İstanbul, Ankara mayors complain of lack of state funds
As was expected, Tuesday parliamentary group meetings of all the political parties have been taken up with an ongoing multiparty row over fake news on a secret visit by a prominent Republican People’s Party (CHP) figure – Muharrem İnce - to President Recep Tayyip Erdoğan to seek support for a potential leadership at the main opposition party.
Both İnce and Erdoğan have categorically denied the story while Rahmi Turan –the origin of this speculation- has apologized to both men in his column at the daily Sözcü yesterday.
For obvious reasons, however, the media and public opinion continue to discuss the plot as it provides fresh ammunition to the ruling Justice and Development Party (AKP) for its attacks on the main opposition party.
In this context, President Erdoğan’s lengthy address to his AKP group had two main targets: He first slammed CHP leader Kemal Kılıçdaroğlu and his team for orchestrating a plot against their own man. He repeated his demand for an apology from the CHP leadership. He also denied Kılıçdaroğlu’s claims that the National Intelligence Organization (MIT) was instructed to spy on the main opposition.
President Erdoğan’s next targets were CHP’s Istanbul and Ankara mayors, Ekrem İmamoğlu and Mansur Yavaş respectively, who have taken Turkey’s two largest metropoles from the AKP after 25 years.
In a first move since they have taken office, Erdoğan deliberately targeted them by arguing that mismanagement in these two cities will likely cause water shortages and other problems. “The news we are hearing doesn’t bode well. If the weather conditions do not change,
Istanbul will suffer from water shortages in three months. The same is valid for Ankara,” Erdoğan stressed.
Quite interesting was to observe that President Erdoğan was bringing this into the fore as a political issue rather than an environmental outcome due to a dry autumn and winter with concerns that it could lead to possible water shortages and sewage problems.
He intended to depict these two mayors as unsuccessful and not able to deliver the basic needs of the 16 million people in Istanbul and 5 million in Ankara.
“They became unbalanced after they won a few municipalities. As you see, they have already started to complain only in seven months. ‘We can’t run Ankara under these conditions,’ they say. Very interesting. Why can’t you? You won the polls, and now, go and run the city,” Erdoğan said.
To find a bank loan is your job, Erdoğan told both İmamoğlu and Yavaş who were voicing their criticisms to the public banks for not granting credit for major infrastructure and transportation projects.

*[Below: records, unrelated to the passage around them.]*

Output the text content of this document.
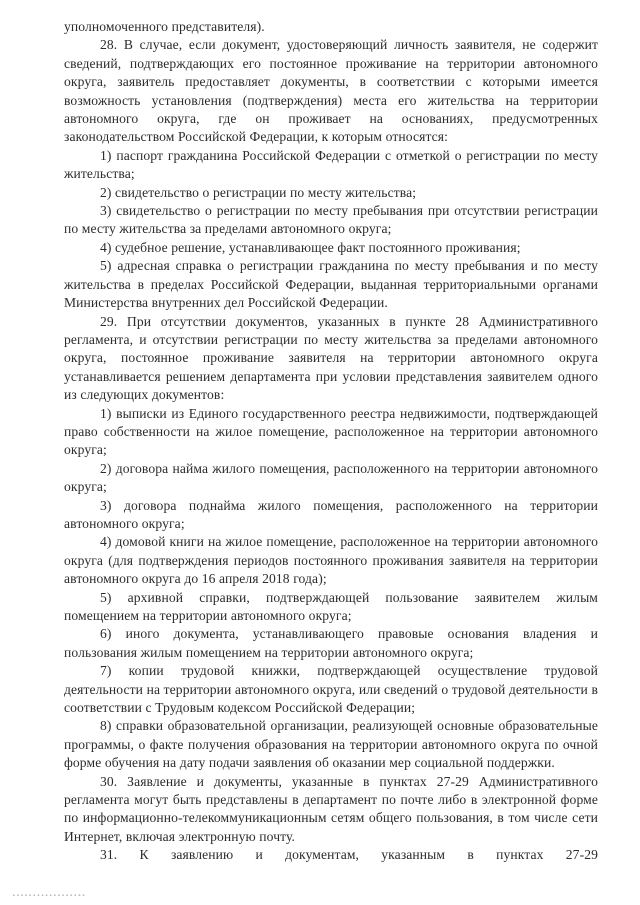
уполномоченного представителя).

28. В случае, если документ, удостоверяющий личность заявителя, не содержит сведений, подтверждающих его постоянное проживание на территории автономного округа, заявитель предоставляет документы, в соответствии с которыми имеется возможность установления (подтверждения) места его жительства на территории автономного округа, где он проживает на основаниях, предусмотренных законодательством Российской Федерации, к которым относятся:

1) паспорт гражданина Российской Федерации с отметкой о регистрации по месту жительства;

2) свидетельство о регистрации по месту жительства;

3) свидетельство о регистрации по месту пребывания при отсутствии регистрации по месту жительства за пределами автономного округа;

4) судебное решение, устанавливающее факт постоянного проживания;

5) адресная справка о регистрации гражданина по месту пребывания и по месту жительства в пределах Российской Федерации, выданная территориальными органами Министерства внутренних дел Российской Федерации.

29. При отсутствии документов, указанных в пункте 28 Административного регламента, и отсутствии регистрации по месту жительства за пределами автономного округа, постоянное проживание заявителя на территории автономного округа устанавливается решением департамента при условии представления заявителем одного из следующих документов:

1) выписки из Единого государственного реестра недвижимости, подтверждающей право собственности на жилое помещение, расположенное на территории автономного округа;

2) договора найма жилого помещения, расположенного на территории автономного округа;

3) договора поднайма жилого помещения, расположенного на территории автономного округа;

4) домовой книги на жилое помещение, расположенное на территории автономного округа (для подтверждения периодов постоянного проживания заявителя на территории автономного округа до 16 апреля 2018 года);

5) архивной справки, подтверждающей пользование заявителем жилым помещением на территории автономного округа;

6) иного документа, устанавливающего правовые основания владения и пользования жилым помещением на территории автономного округа;

7) копии трудовой книжки, подтверждающей осуществление трудовой деятельности на территории автономного округа, или сведений о трудовой деятельности в соответствии с Трудовым кодексом Российской Федерации;

8) справки образовательной организации, реализующей основные образовательные программы, о факте получения образования на территории автономного округа по очной форме обучения на дату подачи заявления об оказании мер социальной поддержки.

30. Заявление и документы, указанные в пунктах 27-29 Административного регламента могут быть представлены в департамент по почте либо в электронной форме по информационно-телекоммуникационным сетям общего пользования, в том числе сети Интернет, включая электронную почту.

31. К заявлению и документам, указанным в пунктах 27-29

▪▪▪▪▪▪▪▪▪▪▪▪▪▪▪▪▪▪
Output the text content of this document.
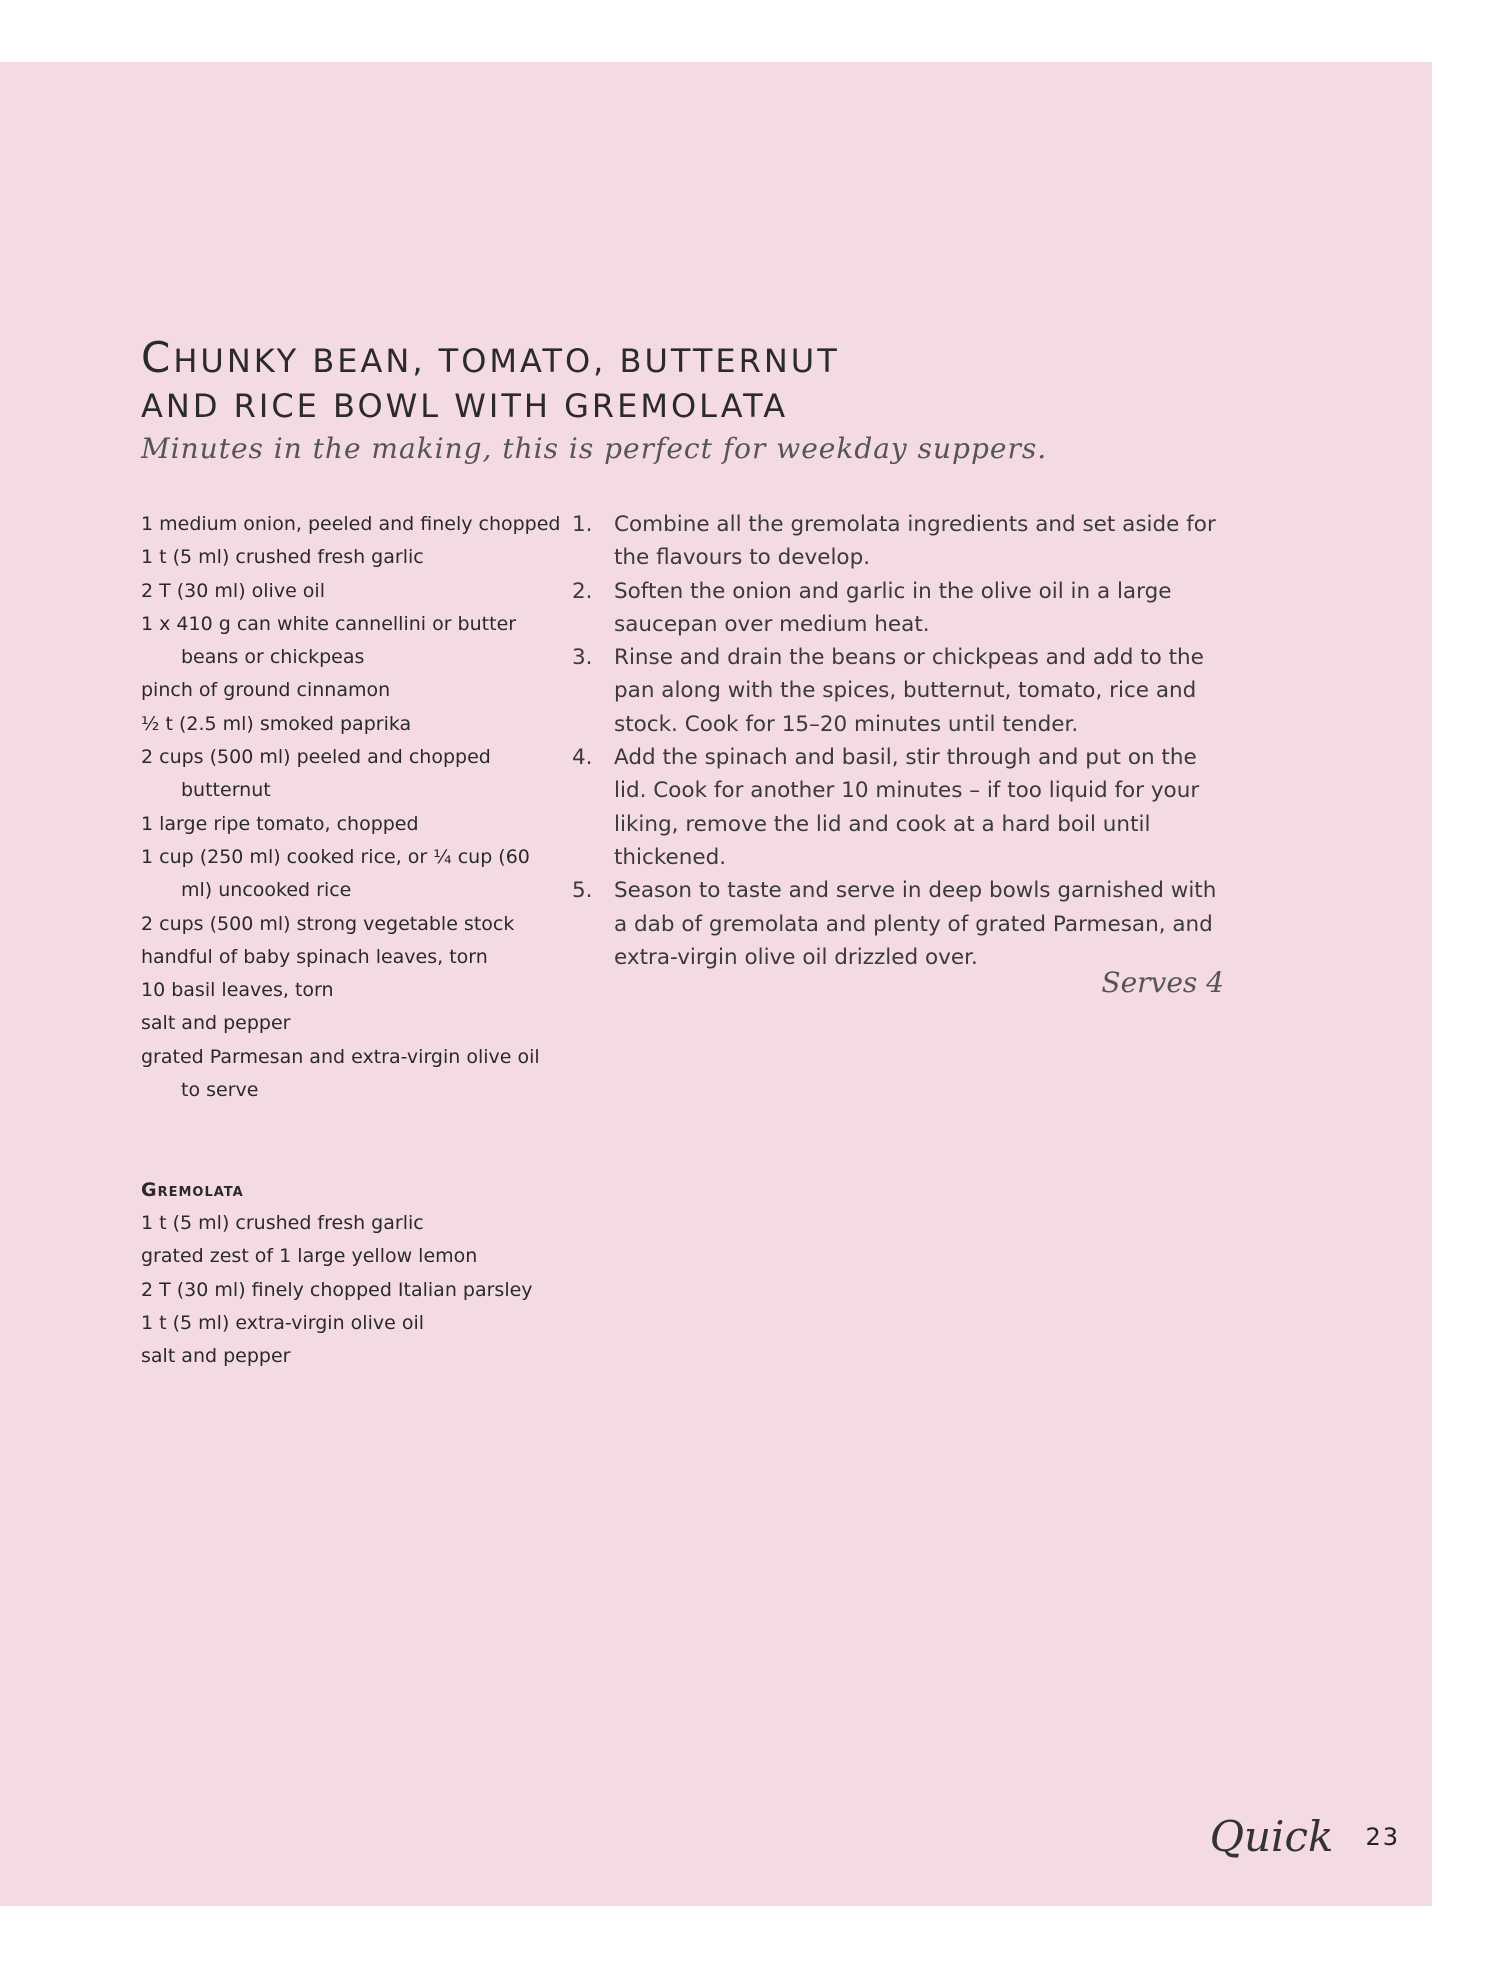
CHUNKY BEAN, TOMATO, BUTTERNUT
AND RICE BOWL WITH GREMOLATA
Minutes in the making, this is perfect for weekday suppers.
1 medium onion, peeled and finely chopped
1 t (5 ml) crushed fresh garlic
2 T (30 ml) olive oil
1 x 410 g can white cannellini or butter beans or chickpeas
pinch of ground cinnamon
½ t (2.5 ml) smoked paprika
2 cups (500 ml) peeled and chopped butternut
1 large ripe tomato, chopped
1 cup (250 ml) cooked rice, or ¼ cup (60 ml) uncooked rice
2 cups (500 ml) strong vegetable stock
handful of baby spinach leaves, torn
10 basil leaves, torn
salt and pepper
grated Parmesan and extra-virgin olive oil to serve
Gremolata
1 t (5 ml) crushed fresh garlic
grated zest of 1 large yellow lemon
2 T (30 ml) finely chopped Italian parsley
1 t (5 ml) extra-virgin olive oil
salt and pepper
1. Combine all the gremolata ingredients and set aside for the flavours to develop.
2. Soften the onion and garlic in the olive oil in a large saucepan over medium heat.
3. Rinse and drain the beans or chickpeas and add to the pan along with the spices, butternut, tomato, rice and stock. Cook for 15–20 minutes until tender.
4. Add the spinach and basil, stir through and put on the lid. Cook for another 10 minutes – if too liquid for your liking, remove the lid and cook at a hard boil until thickened.
5. Season to taste and serve in deep bowls garnished with a dab of gremolata and plenty of grated Parmesan, and extra-virgin olive oil drizzled over.
Serves 4
Quick 23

Interestingly, Erdoğan’s words came a few days after the CHP completed its second workshop on the functions of the municipalities.
According to a report issued after the workshop, the CHP has accused the government of blocking the state funds to the CHP municipalities and of trying to curb the independence of the elected mayors.
In a statement on Nov. 25, İmamoğlu complained that state banks are even not extending routine loans to the Istanbul municipality, saying, “The doors of state banks are closed to us.” That’s why he held a fundraising tour of European capitals to find at least $3.5 billion to finance stalled metro projects and others, he explained.
Another problem before Istanbul and Ankara mayors is the fact that both municipal assemblies are under the control of the AKP majority. In some cases, the ruling party majority can cause trouble for both mayors.
Still, under these conditions, both mayors have announced that they had a surplus in their budgets only through curbing municipal funding to some foundations and avoiding waste. Plus, both Istanbul and Ankara mayors, as well as other CHP local governors, are very careful in not creating controversy and engaging in political disputes with the ruling party.
The performance of mayors will play a crucial and central role in the oppositional alliance’s campaign in the next parliamentary and presidential elections. This will surely open a new front in the ongoing political fight between the ruling and the oppositional alliances as CHP mayors will increasingly be under the spotlight of the government circles.